After “passing” on many holiday parties, we finally managed a Christmas get together with my side of the family on December 26th. Christmas with our kids is scheduled for January 7th and then a get together with Scott’s siblings and children on January 13th. Hopefully everyone is healthy and we will be able to take part in both those events. We ended the year with a visit from friends in the afternoon followed by a relaxing evening with Scott’s daughter and her husband. Scott made it until 11 p.m. so that was pretty impressive.
Trips to University of Michigan are dwindling to every other week and now that 2023 is here we can start thinking about a trip to Florida in March. After all, we are both retired now! I’m looking forward to a day when I can actually feel like I am retired.

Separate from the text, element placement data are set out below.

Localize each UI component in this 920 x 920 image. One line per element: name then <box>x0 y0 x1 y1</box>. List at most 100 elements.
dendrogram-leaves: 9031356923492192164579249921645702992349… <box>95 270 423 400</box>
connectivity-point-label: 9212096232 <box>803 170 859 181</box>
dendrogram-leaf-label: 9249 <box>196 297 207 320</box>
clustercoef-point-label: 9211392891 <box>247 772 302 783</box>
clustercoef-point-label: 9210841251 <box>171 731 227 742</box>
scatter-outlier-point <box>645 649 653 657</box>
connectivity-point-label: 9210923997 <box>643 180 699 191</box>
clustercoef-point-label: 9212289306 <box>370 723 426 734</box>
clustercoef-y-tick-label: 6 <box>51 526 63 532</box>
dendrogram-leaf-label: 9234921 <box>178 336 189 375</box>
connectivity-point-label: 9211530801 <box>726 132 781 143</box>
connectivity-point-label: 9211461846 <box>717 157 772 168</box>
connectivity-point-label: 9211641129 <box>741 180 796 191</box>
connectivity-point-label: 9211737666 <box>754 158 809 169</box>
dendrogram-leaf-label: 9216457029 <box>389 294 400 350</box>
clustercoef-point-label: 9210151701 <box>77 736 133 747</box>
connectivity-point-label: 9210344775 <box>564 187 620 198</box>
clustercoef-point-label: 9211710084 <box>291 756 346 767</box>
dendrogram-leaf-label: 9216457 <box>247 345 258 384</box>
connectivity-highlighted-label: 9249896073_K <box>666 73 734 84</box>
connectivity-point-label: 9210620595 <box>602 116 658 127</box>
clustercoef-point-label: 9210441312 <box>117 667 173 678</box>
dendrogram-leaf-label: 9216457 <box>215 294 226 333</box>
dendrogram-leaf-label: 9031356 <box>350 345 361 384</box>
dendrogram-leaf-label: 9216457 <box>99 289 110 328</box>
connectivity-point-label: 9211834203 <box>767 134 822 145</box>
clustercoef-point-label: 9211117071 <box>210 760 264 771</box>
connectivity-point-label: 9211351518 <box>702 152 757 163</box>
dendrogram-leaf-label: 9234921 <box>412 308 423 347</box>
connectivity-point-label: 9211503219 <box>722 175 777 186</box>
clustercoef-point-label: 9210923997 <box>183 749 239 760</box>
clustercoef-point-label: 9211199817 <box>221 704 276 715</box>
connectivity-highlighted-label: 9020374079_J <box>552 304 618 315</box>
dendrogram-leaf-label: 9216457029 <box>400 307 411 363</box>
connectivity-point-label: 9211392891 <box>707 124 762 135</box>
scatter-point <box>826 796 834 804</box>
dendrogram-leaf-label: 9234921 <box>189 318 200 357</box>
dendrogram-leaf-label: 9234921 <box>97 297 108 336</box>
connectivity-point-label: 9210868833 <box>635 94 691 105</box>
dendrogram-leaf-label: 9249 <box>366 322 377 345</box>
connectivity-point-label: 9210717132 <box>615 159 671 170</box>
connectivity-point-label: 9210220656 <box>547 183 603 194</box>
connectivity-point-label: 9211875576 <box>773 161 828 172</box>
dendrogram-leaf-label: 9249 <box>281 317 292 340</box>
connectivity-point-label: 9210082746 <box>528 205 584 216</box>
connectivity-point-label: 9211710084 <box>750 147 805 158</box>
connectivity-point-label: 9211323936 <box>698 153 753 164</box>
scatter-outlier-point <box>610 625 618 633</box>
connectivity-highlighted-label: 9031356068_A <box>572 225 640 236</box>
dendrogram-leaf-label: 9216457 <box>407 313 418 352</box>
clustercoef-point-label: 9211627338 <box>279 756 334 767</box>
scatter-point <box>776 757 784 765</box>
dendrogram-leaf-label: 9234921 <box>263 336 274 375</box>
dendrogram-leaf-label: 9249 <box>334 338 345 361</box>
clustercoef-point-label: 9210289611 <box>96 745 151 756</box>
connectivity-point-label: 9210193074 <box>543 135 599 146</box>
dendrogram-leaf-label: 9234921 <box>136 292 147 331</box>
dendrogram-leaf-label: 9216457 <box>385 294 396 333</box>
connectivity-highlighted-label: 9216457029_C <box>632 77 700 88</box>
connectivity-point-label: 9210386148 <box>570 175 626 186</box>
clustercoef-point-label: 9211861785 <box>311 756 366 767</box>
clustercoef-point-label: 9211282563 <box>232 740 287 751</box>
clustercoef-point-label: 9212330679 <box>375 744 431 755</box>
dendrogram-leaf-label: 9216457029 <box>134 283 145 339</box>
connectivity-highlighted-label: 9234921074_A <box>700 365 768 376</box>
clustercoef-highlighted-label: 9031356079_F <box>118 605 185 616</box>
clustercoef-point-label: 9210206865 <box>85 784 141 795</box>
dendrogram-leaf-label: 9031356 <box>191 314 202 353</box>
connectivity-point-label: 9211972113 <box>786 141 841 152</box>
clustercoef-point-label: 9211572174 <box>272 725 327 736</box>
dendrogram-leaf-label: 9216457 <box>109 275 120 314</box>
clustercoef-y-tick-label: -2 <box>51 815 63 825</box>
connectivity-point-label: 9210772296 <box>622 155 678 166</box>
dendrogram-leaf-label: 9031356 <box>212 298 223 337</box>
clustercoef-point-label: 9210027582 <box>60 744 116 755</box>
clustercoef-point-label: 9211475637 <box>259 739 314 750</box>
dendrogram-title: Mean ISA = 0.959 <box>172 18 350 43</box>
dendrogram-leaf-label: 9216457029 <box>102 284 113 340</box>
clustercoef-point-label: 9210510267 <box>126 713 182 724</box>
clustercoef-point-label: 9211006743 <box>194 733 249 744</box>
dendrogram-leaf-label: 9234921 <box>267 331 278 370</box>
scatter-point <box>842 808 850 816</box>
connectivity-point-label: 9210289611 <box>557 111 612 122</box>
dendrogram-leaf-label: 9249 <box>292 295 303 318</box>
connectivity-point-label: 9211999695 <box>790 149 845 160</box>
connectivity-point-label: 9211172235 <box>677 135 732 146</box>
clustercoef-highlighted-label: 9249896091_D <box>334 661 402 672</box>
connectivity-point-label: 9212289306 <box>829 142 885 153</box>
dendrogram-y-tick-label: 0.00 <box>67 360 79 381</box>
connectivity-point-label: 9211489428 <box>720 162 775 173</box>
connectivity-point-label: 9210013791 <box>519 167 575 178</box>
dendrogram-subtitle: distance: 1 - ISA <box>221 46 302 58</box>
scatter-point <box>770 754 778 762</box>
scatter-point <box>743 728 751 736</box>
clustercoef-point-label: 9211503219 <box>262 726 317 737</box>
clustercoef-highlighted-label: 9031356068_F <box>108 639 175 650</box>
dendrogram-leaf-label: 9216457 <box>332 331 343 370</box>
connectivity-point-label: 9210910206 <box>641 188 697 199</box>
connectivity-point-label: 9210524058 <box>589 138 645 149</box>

So many other duties have taken the place of my job that I’m already one of those people that don’t have a clue as to how I did a job and everything else all at the same time.
I have never bothered with New Year’s Resolutions and this year is no different. Magazine displays have promised us quick-fix diets and fitness plans as long as I can remember. Still, we are a nation that continues to grow in number and girth. Most would never believe that I was a twig as an adolescent. With more on my plate than I can digest, pretending for a few days in January that this year will be the year that I slim down, isn’t even on the radar. My goals will continue to be less about me and more about providing my staff the tools and equipment to operate in my absence. That in turn will free me up to spend time with family and friends; which is my goal for my retirement and 2023.
Our social calendar will likely remain a little sparse in 2023. More than anything I’m hoping to see that little by little the Scott I used to know and love returns to me. I’m looking forward to uncovering ways to take advantage of my status of “retired”. Organizing meet ups at the beach with the girls – (we are still girls at 60ish aren’t we?) or afternoons with my grand-daughter. I took advantage of my status yesterday afternoon – a friend called and we did an impromptu meet-up at the casino. I donated a little more to the Potawatomi nation than I planned but it was a good time. A good start for what I hope is a year of more time with friends and family and less time at hospitals and doctor appointments.